In this area, sedimentary and volcanic rocks of the Upper Triassic to Lower Jurassic Nicola Group are in fault contact to the north with Cambrian-Ordovician volcanic (Tsalkom Formation) and sedimentary (Sicamous Formations) rocks. To the south, the Nicola Group is in probable unconformable contact with Devonian to Triassic sedimentary and volcanic rocks of the Harper Ranch Group. Cretaceous granitic plugs of the Salmon Arm Intrusions intrude the Nicola, Sicamous and Tsalkom rocks. Outliers of Eocene Kamloops Group volcanic rocks are present.

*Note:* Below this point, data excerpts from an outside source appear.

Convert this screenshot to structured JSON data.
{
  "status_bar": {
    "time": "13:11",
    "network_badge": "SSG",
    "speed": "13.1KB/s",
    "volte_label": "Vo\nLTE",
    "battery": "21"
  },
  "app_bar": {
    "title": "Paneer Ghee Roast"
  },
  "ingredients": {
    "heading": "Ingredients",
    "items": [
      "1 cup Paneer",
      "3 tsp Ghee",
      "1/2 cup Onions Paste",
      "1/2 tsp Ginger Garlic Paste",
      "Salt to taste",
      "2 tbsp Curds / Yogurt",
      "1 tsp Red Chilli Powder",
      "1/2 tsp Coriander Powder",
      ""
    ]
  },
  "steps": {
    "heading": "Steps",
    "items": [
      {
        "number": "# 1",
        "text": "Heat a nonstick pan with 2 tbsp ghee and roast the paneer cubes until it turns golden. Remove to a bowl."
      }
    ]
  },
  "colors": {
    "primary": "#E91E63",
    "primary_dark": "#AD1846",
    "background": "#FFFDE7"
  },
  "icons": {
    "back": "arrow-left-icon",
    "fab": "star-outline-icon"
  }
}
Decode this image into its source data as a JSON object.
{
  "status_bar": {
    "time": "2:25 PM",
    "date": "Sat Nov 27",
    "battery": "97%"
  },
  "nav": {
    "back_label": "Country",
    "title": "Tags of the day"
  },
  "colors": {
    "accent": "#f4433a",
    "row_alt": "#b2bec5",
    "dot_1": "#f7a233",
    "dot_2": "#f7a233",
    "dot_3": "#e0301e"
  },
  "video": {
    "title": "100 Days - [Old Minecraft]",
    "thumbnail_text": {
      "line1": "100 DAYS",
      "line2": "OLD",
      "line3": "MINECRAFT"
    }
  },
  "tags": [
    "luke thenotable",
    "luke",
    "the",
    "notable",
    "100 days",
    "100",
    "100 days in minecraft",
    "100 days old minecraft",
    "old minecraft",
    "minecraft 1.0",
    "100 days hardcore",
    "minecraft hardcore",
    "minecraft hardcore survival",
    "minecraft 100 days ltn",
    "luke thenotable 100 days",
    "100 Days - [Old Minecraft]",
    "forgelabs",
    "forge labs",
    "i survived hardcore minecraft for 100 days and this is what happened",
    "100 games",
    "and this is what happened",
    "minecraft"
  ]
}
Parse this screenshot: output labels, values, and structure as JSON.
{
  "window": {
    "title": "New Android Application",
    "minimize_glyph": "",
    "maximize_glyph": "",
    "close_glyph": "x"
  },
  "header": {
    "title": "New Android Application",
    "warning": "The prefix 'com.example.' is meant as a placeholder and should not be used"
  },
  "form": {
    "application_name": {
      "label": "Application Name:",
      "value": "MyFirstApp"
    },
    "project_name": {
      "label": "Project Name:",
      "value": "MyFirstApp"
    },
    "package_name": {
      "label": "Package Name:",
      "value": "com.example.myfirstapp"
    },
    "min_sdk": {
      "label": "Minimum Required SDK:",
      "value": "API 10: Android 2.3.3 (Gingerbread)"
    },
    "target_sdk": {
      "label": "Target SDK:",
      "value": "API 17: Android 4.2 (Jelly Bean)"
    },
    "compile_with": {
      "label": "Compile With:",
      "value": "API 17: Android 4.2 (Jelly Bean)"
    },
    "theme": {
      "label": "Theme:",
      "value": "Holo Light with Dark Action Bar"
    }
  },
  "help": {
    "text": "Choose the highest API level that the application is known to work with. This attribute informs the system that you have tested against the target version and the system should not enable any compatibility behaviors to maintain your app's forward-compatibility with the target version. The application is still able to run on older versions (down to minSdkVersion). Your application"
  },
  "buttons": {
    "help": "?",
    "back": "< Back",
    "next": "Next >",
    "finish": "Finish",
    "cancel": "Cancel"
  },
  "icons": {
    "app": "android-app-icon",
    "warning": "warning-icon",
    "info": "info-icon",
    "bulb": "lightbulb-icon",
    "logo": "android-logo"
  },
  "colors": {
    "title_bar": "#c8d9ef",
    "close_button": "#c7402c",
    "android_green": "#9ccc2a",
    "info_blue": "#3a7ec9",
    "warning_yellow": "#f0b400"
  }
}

Cretaceous quartz diorite hosts a large quartz vein (the Ivan vein) which has been mined for industrial use. The quartz is massive, milky white and is cut off by a fault to the northeast. The vein is about 12 metres thick, is exposed for 75 metres along strike and averages 30 metres in plan width. Minor impurities including sparse disseminations of galena, chalcopyrite, pyrite, pyrrhotite and limonite occur near the hangingwall and the fault. Limonitic fractures are also present near the fault. Fractures 3 to 15 centimetres apart are common. The analysis of a random sample of loose muck from the quarry returned 99.56 per cent silica (Minister of Mines Annual Report 1969, page 407).
Between 1968-75, the Mount Rose Mining Co. produced about 5034 tonnes for stucco dash, exposed aggregate and metallurgical use.